I tried to keep myself together, to not let the weight of the breast cancer reality keep me from appreciating every day, every minute with my darling of a husband or the two absolute little loves that I am lucky enough to have as daughters. I scheduled my surgery for only three weeks from the day I was told I had cancer. I kept myself busy with work and organizing my family (a lot of arrangements had to be made to help in the care of my two girls, who were three and seven at the time.) My husband was incredibly supportive and I remember him saying to me one night, totally unprovoked, “I always thought you were beautiful, but when I married you, it wasn’t because of how you looked. It was because you’re my best friend. And that will not change, breasts or no breasts.” I admit I was probably more concerned with what he would think of my new look than what I would think. God love him – he looks at me now as if this is just the way my “girls” are supposed to be, whereas I still have trouble looking in the mirror sometimes.
I feared having surgery, what the outcome of that surgery would be and what it would look like. I just feared all of that less than I feared dying. So I went off to the plastic surgeon to discuss the kind of “breasts” I wanted with which to be reconstructed. What I asked for was, “18-years-old, firm and perky, immune to the effects of gravity and never needing a bra…” What I have is decidedly NOT that. At this point, years later, I don’t blame the plastic surgeon for not telling me that filling a gaping hole will not yield the same beautiful result as, say, getting an augmentation, or for skipping the part that it’s possible to be allergic to Alloderm (a collagen matrix that helps hold the Tissue Expanders in place) and that, in total, I would need five surgeries to have “breasts” with which I’d feel comfortable, if not happy (and I’m only done with four of those five surgeries). I think if surgeons stated all of the possibilities, all women would run screaming in the opposite direction, kind of like how you aren’t quite sure you should take a prescription when you hear the two minutes of disclaimers that are rattled off in a commercial. In truth, nothing any doctor said could have prepared me for running my hands up to my chest, post surgery in the recovery room and realizing that I had no breasts.

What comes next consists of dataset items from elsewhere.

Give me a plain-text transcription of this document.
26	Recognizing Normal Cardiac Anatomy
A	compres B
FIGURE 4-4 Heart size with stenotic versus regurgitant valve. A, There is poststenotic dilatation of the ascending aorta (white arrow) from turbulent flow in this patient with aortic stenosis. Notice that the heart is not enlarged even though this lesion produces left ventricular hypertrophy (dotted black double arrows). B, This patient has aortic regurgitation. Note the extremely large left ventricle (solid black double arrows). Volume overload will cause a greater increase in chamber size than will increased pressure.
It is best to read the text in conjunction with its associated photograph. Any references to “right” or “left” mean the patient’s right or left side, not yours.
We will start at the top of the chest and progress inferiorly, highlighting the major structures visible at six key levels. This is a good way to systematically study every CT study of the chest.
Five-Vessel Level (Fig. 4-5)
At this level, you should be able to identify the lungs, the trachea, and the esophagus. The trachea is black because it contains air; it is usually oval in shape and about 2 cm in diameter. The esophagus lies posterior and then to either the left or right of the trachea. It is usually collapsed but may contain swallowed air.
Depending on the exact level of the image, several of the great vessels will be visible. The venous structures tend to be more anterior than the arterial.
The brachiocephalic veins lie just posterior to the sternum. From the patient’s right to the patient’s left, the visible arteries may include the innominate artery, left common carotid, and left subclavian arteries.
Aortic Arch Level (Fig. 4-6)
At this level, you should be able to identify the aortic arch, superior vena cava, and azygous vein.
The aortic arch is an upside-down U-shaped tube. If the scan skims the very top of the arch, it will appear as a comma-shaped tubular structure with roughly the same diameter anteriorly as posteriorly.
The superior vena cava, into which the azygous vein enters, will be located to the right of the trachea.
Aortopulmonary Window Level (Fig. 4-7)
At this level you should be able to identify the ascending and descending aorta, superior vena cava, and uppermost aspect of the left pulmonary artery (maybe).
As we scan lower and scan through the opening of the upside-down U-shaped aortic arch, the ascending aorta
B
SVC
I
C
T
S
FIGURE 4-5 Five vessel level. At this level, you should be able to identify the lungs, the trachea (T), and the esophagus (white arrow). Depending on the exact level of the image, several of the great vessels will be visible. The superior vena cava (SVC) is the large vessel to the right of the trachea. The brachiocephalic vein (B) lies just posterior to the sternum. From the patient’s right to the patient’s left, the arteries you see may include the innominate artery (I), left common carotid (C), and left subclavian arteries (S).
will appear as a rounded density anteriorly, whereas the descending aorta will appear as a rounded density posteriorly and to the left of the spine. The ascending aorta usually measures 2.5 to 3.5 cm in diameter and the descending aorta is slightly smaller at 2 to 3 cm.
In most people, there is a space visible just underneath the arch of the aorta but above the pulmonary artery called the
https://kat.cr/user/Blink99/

Some people ask how you get through something like this, and I guess the answer is a lot of support from family and friends and a really good dose of humor. In reality, there is no time when a doctor looks at you and declares you have cancer to be all “woe is me.” I had a husband I adored and two little girls to raise and I wasn’t letting some no-rent-paying tumor get in my way. I chose, instead, to get up and say “I can still do this.” I chose to beat it, to survive it, and now have the opportunity to wear one of my all-time favorite shirts that read “Yes, these are fake. The real ones tried to kill me.”